И это последнее отчаяние уже есть существенное продвижение вперед. Если прежде мы имели дело с отчаянием-слабостью, то здесь человек отчаивается в своей слабости (Fortvivelse over sin Svaghed), хотя и такое отчаяние проявляет пока что отчаяние-слабость в отличие от отчаяния-вызова. Стало быть, различие здесь лишь относительное: предшествующая форма не превосходила сознания слабости, тогда как здесь осознание заходит дальше и сгущается в некое новое осознание — осознание слабости. Отчаявшийся сам видит свою слабость в том, чтобы принимать слишком близко к сердцу временное, то есть собствен слабость, в силу которой он отчаивается. Однако вместо того чтобы искренне повернуть от отчаяния к вере, унижаясь перед Богом в этой слабости, он еще глубже погружается в отчаяние и отчаивается в этой слабости.

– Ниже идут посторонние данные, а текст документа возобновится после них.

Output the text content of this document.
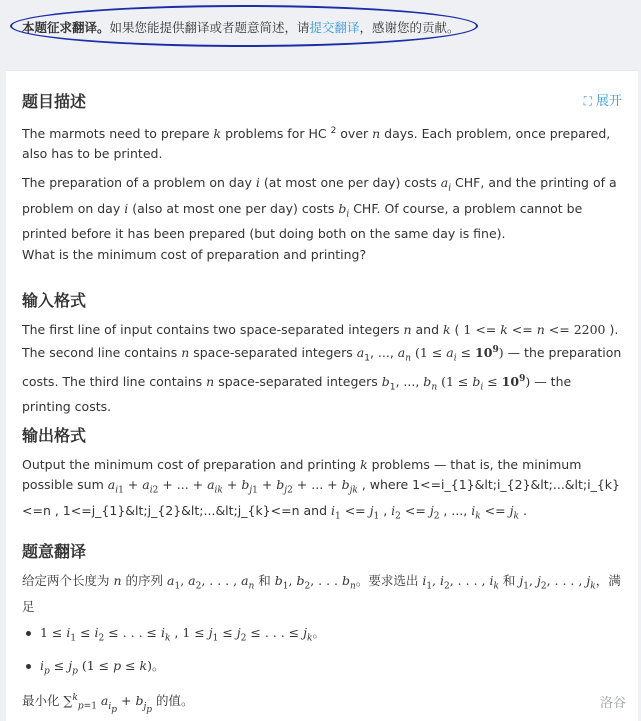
本题征求翻译。如果您能提供翻译或者题意简述，请提交翻译，感谢您的贡献。
题目描述	⛶ 展开

The marmots need to prepare k problems for HC $^2$ over n days. Each problem, once prepared, also has to be printed.

The preparation of a problem on day i (at most one per day) costs $a_i$ CHF, and the printing of a problem on day i (also at most one per day) costs $b_i$ CHF. Of course, a problem cannot be printed before it has been prepared (but doing both on the same day is fine).

What is the minimum cost of preparation and printing?

输入格式

The first line of input contains two space-separated integers n and k ( 1 <= k <= n <= 2200 ). The second line contains n space-separated integers $a_1$, ..., $a_n$ $(1 \le a_i \le 10^9)$ — the preparation costs. The third line contains n space-separated integers $b_1$, ..., $b_n$ $(1 \le b_i \le 10^9)$ — the printing costs.

输出格式

Output the minimum cost of preparation and printing k problems — that is, the minimum possible sum $a_{i1} + a_{i2}$ + ... + $a_{ik} + b_{j1} + b_{j2}$ + ... + $b_{jk}$ , where 1<=i_{1}&lt;i_{2}&lt;...&lt;i_{k}<=n , 1<=j_{1}&lt;j_{2}&lt;...&lt;j_{k}<=n and $i_1 <= j_1$ , $i_2 <= j_2$ , ..., $i_k <= j_k$ .

题意翻译

给定两个长度为 n 的序列 $a_1$, $a_2$, . . . , $a_n$ 和 $b_1$, $b_2$, . . . $b_n$。要求选出 $i_1$, $i_2$, . . . , $i_k$ 和 $j_1$, $j_2$, . . . , $j_k$，满足

$1 \le i_1 \le i_2$ ≤ . . . ≤ $i_k$ , $1 \le j_1 \le j_2$ ≤ . . . ≤ $j_k$。
$i_p \le j_p$ (1 ≤ p ≤ k)。

最小化 ∑$^k_{p=1}$ $a_{i_p} + b_{j_p}$ 的值。	洛谷
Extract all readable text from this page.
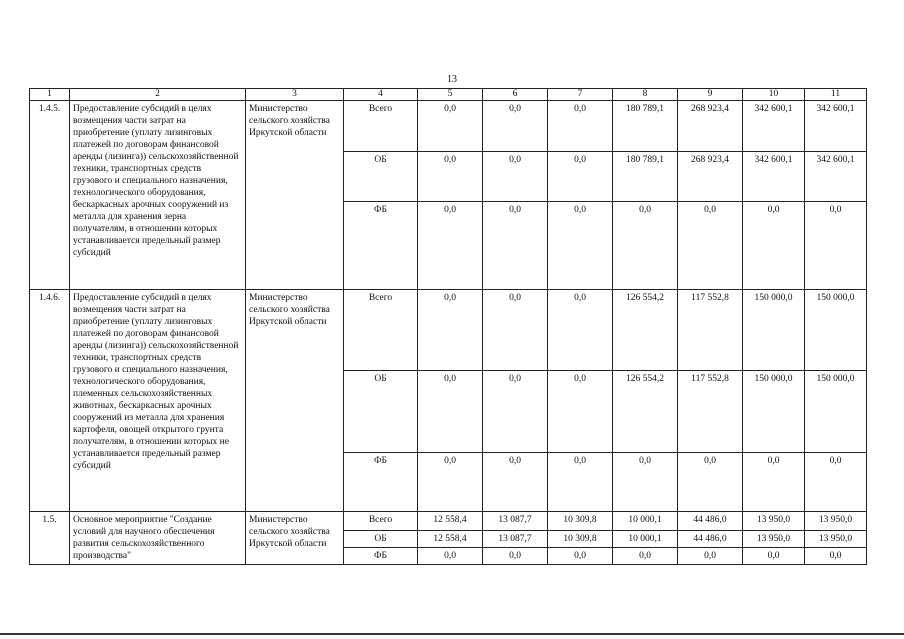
13
1	2	3	4	5	6	7	8	9	10	11
1.4.5.	Предоставление субсидий в целях возмещения части затрат на приобретение (уплату лизинговых платежей по договорам финансовой аренды (лизинга)) сельскохозяйственной техники, транспортных средств грузового и специального назначения, технологического оборудования, бескаркасных арочных сооружений из металла для хранения зерна получателям, в отношении которых устанавливается предельный размер субсидий	Министерство сельского хозяйства Иркутской области	Всего	0,0	0,0	0,0	180 789,1	268 923,4	342 600,1	342 600,1
			ОБ	0,0	0,0	0,0	180 789,1	268 923,4	342 600,1	342 600,1
			ФБ	0,0	0,0	0,0	0,0	0,0	0,0	0,0
1.4.6.	Предоставление субсидий в целях возмещения части затрат на приобретение (уплату лизинговых платежей по договорам финансовой аренды (лизинга)) сельскохозяйственной техники, транспортных средств грузового и специального назначения, технологического оборудования, племенных сельскохозяйственных животных, бескаркасных арочных сооружений из металла для хранения картофеля, овощей открытого грунта получателям, в отношении которых не устанавливается предельный размер субсидий	Министерство сельского хозяйства Иркутской области	Всего	0,0	0,0	0,0	126 554,2	117 552,8	150 000,0	150 000,0
			ОБ	0,0	0,0	0,0	126 554,2	117 552,8	150 000,0	150 000,0
			ФБ	0,0	0,0	0,0	0,0	0,0	0,0	0,0
1.5.	Основное мероприятие "Создание условий для научного обеспечения развития сельскохозяйственного производства"	Министерство сельского хозяйства Иркутской области	Всего	12 558,4	13 087,7	10 309,8	10 000,1	44 486,0	13 950,0	13 950,0
			ОБ	12 558,4	13 087,7	10 309,8	10 000,1	44 486,0	13 950,0	13 950,0
			ФБ	0,0	0,0	0,0	0,0	0,0	0,0	0,0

От этого его точка зрения меняется: все более осознавая свое отчаяние, он знает теперь, что отчаивается относительно вечного, что отчаивается в себе самом, в своей слабости придавать слишком большое значение временном, — а это для его отчаяния тождественно потере вечности и своего Я.
Здесь происходит возрастание. Сначала в осознании Я, отчаиваться относительно вечного невозможно без некой идеи Я без тои идеи, которая у него есть или была о вечности в себе самом. А чтобы отчаяться в себе самом, необходимо чтобы он осознал, что имеет Я; ведь это как то, в чём отчаивается человек — не во временном или во временных вещах, но в себе самом. Если судить наружно, здесь больше осознания того, что такое отчаяние, которое, по сути, есть не что иное как потеря вечности и себя самого. Естественно, у человека есть здесь и больше осознания отчаявшейся природы своего состояния. Теперь отчаяние — это уже не просто пассивное зло, но некое действие. По сути, когда человек теряет временное и отчаивается, кажется, что отчаяние исходит извне, хотя оно всегда исходит от его Я; однако когда Я отчаивается в этом последнем отчаянии, это отчаяние исходит от Я в качестве опосредованной и прямой реакции и отличается тем самым от отчаяния-вызова, которое вырывается из Я. Наконец, отметим здесь ещё одно продвижение вперед. Само возрастание напряженности в некотором смысле сближает это отчаяние со спасением. Ибо сама его глубина уберегает его от забвения, от легкого зарубцевания, — потому оно всегда сохраняет шанс на спасение.